Solving $(x-1)y'' -xy' +y = 0$ using Frobenius Series

Question

I wish to solve $(x-1)y'' -xy' +y = 0$ using Frobenius series. The issue I am running into is the $x$ coefficient of the first derivative as I wish to find a solution centered at $x=1$. How would one take care of this? Can you express $x$ as a finite power series of $x = (x-1) + (x-1)^0$?

Answer 1

Let's see... we start with $z=x-1$. Then $$\frac{dy}{dx}=\frac{dy}{dz}\frac{dz}{dx}=\frac{dy}{dz}$$ And so $$\frac{d^2y}{dx^2}=\frac{d^2y}{dz^2}$$ So that $$z\frac{d^2y}{dz^2}-(z+1)\frac{dy}{dz}+y=0$$ We let $$y=\sum_{k=0}^{\infty}a_kz^{k+r}$$ Which leads to $$\sum_{k=0}^{\infty}(k+r)(k+r-1)a_kz^{k+r-1}-\sum_{k=0}^{\infty}(k+r)a_kz^{k+r}-\sum_{k=0}^{\infty}(k+r)a_kz^{k+r-1}+\sum_{k=0}^{\infty}a_kz^{k+r}=0$$ The coefficient of $a_0z^{r-1}$ is $r(r-1)-r=r(r-2)=0$, so the difference between the roots is an integer.

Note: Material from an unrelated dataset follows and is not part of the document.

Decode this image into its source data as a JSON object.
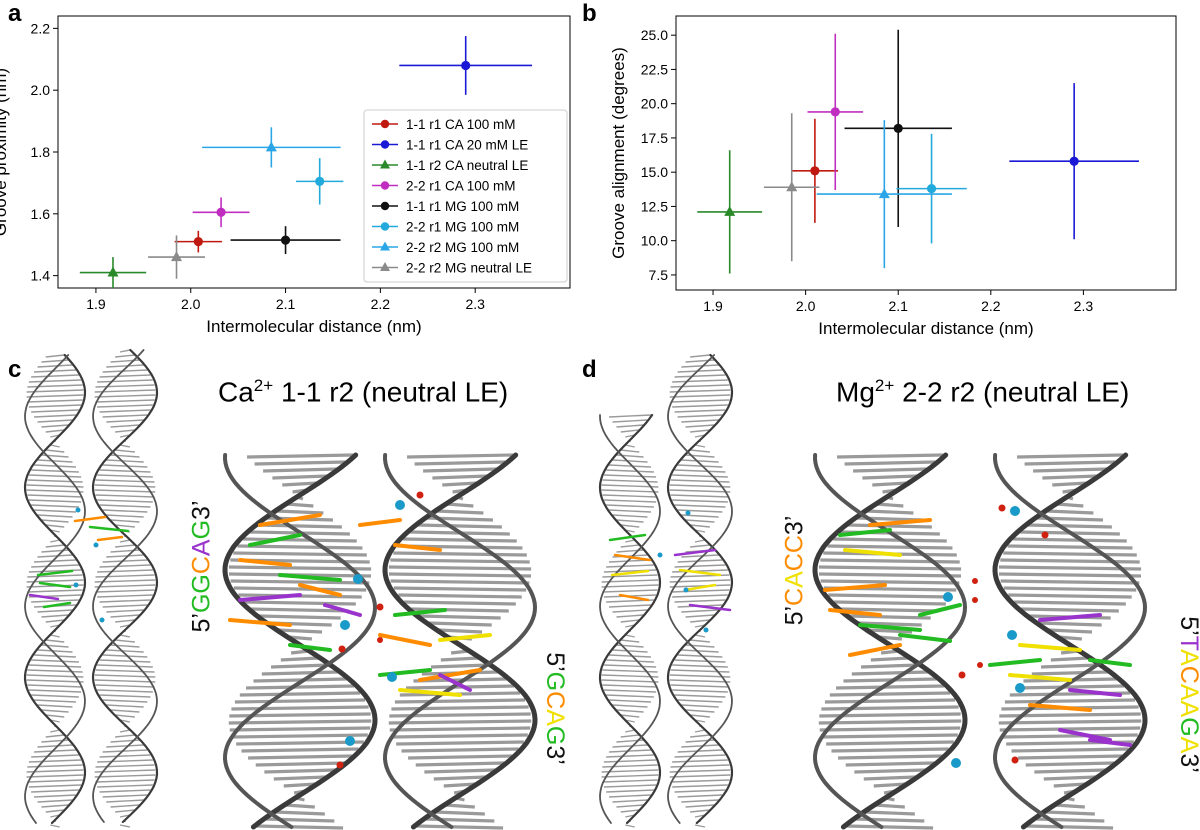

But we catch a break: for $k\ge1$ matching coefficients of like powers of $z$ we get $$\left[(k+r+1)(k+r)-(k+r+1)\right]a_{k+1}=(k+r+1)(k+r-1)a_{k+1}=(k+r-1)a_k$$ Thus if $r=0$ and $k=1$ we find that $a_2$ is unconstrained so there is no logarithmic solution. We could start with $r=0$ so that $a_1=a_0$ and then let the unconstrained $a_2=0$. This yields the solution $y=a_0(z+1)=a_0x$. Or we could let the indeterminate $$\frac{k+r-1}{k+r-1}=1$$ even when $k=1$ and $r=0$. This leads to $$(k+1)a_{k+1}=\frac{(k+1)!}{k!}a_{k+1}=a_k$$ so $$(k+1)!a_{k+1}=k!a_k=0!a_0=a_0$$ and we have $$a_k=\frac{a_0}{k!}$$ which results in $$y=a_0\sum_{k=0}^{\infty}\frac{z^k}{k!}=a_0e^z=\frac{a_0}ee^x$$ Our overall solution is thus $$y=c_1x+c_2e^x$$ confirmed by differentiation. Now, can you edit your post to explain where you encountered a problem with all of this?